Milletvekili, belediye başkanı demeden iktidara hizmet ettiği aşikâr isimler partiden derhâl gönderilmeliydi.

Özel tarafından 'ihanet' gerekçesiyle son olağanüstü kurultayda üzeri çizilen 3 isim arasında özde rantçı sözde sosyal demokrat tüccar Bursa milletvekili de vardı.

O isim, Özgür Çelik'in görevden alınmasından sonra paylaşım yapmayan tek CHP Bursa milletvekili ünvanını da kazandı!

Popülist söylemlerle köylünün, emekçinin, gençlerin sırtından prim devşirip kürsüden iner inmez şahsî ikbali uğruna iktidarla iş tutan tüccar milletvekilinin üzeri çizildi ancak partiden atılmadı.

Böyle olunca boş durmadı, 'mutlak butlan'dan medet uman organizasyonların da liderliğine başladı.

Son seçimden sonra ezilen milyonların umudu olan bir partide Ekrem İmamoğlu'nun cumhurbaşkanı adayı olması için imza vermeyenlerin...

İktidarın kayyum hamlesine karşı yapılan olağanüstü kurultaydan önce Bursa'da düzenlenen toplantıda Özgür Özel'e imza vermeyenlerin...

Nereye hizmet ettiği belli değil mi?

Mesele Özel, İmamoğlu, CHP değil, Türkiye.

Peki, kongre sürecindeki CHP'de delege seçilen partililer bu tarihî sorumlulukla hareket edecek mi?

İstanbul İl Başkanlığı'na kayyum atanmasının ardından Özgür Özel, 81 İl Başkanı'nı İstanbul'a çağırdı.

Yoldayken konuştuğumuz CHP İl Başkanı Nihat Yeşiltaş, "Rejimin siyasallaştırdığı yargı eliyle yaptığı operasyonlara asla boyun eğmeyeceğiz.
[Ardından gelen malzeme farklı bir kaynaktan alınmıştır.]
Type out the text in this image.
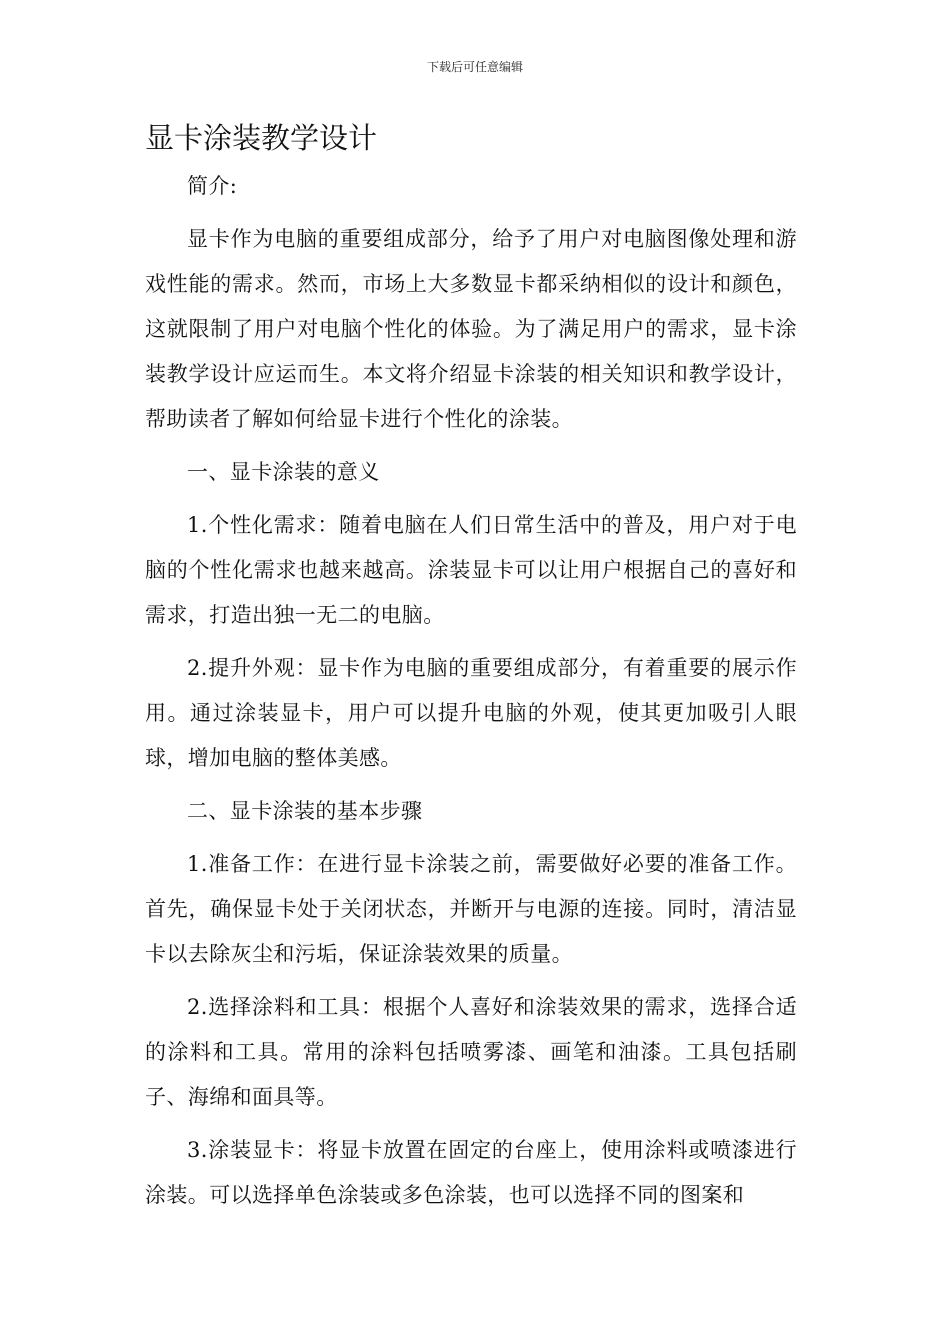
下载后可任意编辑
显卡涂装教学设计

简介:

显卡作为电脑的重要组成部分，给予了用户对电脑图像处理和游戏性能的需求。然而，市场上大多数显卡都采纳相似的设计和颜色，这就限制了用户对电脑个性化的体验。为了满足用户的需求，显卡涂装教学设计应运而生。本文将介绍显卡涂装的相关知识和教学设计，帮助读者了解如何给显卡进行个性化的涂装。

一、显卡涂装的意义

1.个性化需求：随着电脑在人们日常生活中的普及，用户对于电脑的个性化需求也越来越高。涂装显卡可以让用户根据自己的喜好和需求，打造出独一无二的电脑。

2.提升外观：显卡作为电脑的重要组成部分，有着重要的展示作用。通过涂装显卡，用户可以提升电脑的外观，使其更加吸引人眼球，增加电脑的整体美感。

二、显卡涂装的基本步骤

1.准备工作：在进行显卡涂装之前，需要做好必要的准备工作。首先，确保显卡处于关闭状态，并断开与电源的连接。同时，清洁显卡以去除灰尘和污垢，保证涂装效果的质量。

2.选择涂料和工具：根据个人喜好和涂装效果的需求，选择合适的涂料和工具。常用的涂料包括喷雾漆、画笔和油漆。工具包括刷子、海绵和面具等。

3.涂装显卡：将显卡放置在固定的台座上，使用涂料或喷漆进行涂装。可以选择单色涂装或多色涂装，也可以选择不同的图案和
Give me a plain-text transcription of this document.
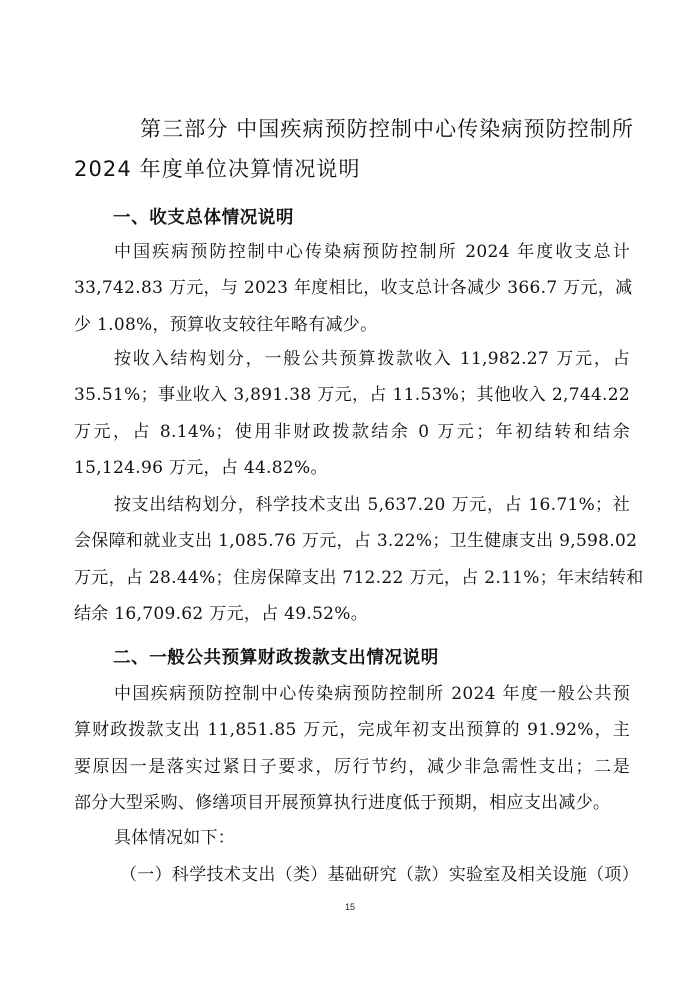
第三部分 中国疾病预防控制中心传染病预防控制所
2024 年度单位决算情况说明
一、收支总体情况说明
中国疾病预防控制中心传染病预防控制所 2024 年度收支总计
33,742.83 万元，与 2023 年度相比，收支总计各减少 366.7 万元，减
少 1.08%，预算收支较往年略有减少。
按收入结构划分，一般公共预算拨款收入 11,982.27 万元，占
35.51%；事业收入 3,891.38 万元，占 11.53%；其他收入 2,744.22
万元，占 8.14%；使用非财政拨款结余 0 万元；年初结转和结余
15,124.96 万元，占 44.82%。
按支出结构划分，科学技术支出 5,637.20 万元，占 16.71%；社
会保障和就业支出 1,085.76 万元，占 3.22%；卫生健康支出 9,598.02
万元，占 28.44%；住房保障支出 712.22 万元，占 2.11%；年末结转和
结余 16,709.62 万元，占 49.52%。
二、一般公共预算财政拨款支出情况说明
中国疾病预防控制中心传染病预防控制所 2024 年度一般公共预
算财政拨款支出 11,851.85 万元，完成年初支出预算的 91.92%，主
要原因一是落实过紧日子要求，厉行节约，减少非急需性支出；二是
部分大型采购、修缮项目开展预算执行进度低于预期，相应支出减少。
具体情况如下：
（一）科学技术支出（类）基础研究（款）实验室及相关设施（项）
15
Bu karar, 15 Eylül'deki kurultay davasının bir provası olabilir. Kongre takvimini belirlemiş, seçim kurullarına vermişken böyle bir hamle yapmaları düşündürücü. CHP'de başkanları örgüt belirler. CHP, yargı eliyle dizayna geçit vermeyecektir" dedi.

Türkiye'de serbest seçim ortamı ortadan kaldırılmak isteniyor.

CHP'den etkin muhalefeti bırakarak kabuğuna çekilmesi, ezilen milyonların değil belli bir zümrenin partisi olması isteniyor.

Zaten İmamoğlu'nun "Beni beton duvarlar arasına gömmek istiyor" dediği Kılıçdaroğlu da mitingleri doğru bulmuyor.

İktidara hizmet eden sözleriyle sadece CHP'lileri değil mevcut düzenden rahatsız her kesimi 'ihanete uğrama' duygusuna yöneltmekten de çekinmeyerek hazırda bekliyor.

"Örgütün tepkisi ne olacak? 2-3 gün tepki gösterir. Neymiş, beni genel merkeze sokmayacaklarmış. Evet sokmasınlar. Genel başkan neredeyse genel merkez orasıdır" diyen Kılıçdaroğlu gibi Gürsel Tekin de bugün "Başkanlık illa binada yapılmaz" diyerek göreve başladığını söylüyor.

Kılıçdaroğlu'nun etrafında kümelenen yapının Bursa ayağının dünden itibaren yeniden onu görevden alacağız, yerine şunu atayacağız hesapları yapmaya başladığı konuşuluyor.

CHP'nin bölünmeden kurtulabilmesi, birinci parti pozisyonunu koruyabilmesi için önce iktidarın güdümündeki bir CHP'yi arzulayan içindeki iş birlikçilerinden arınması gerekiyor.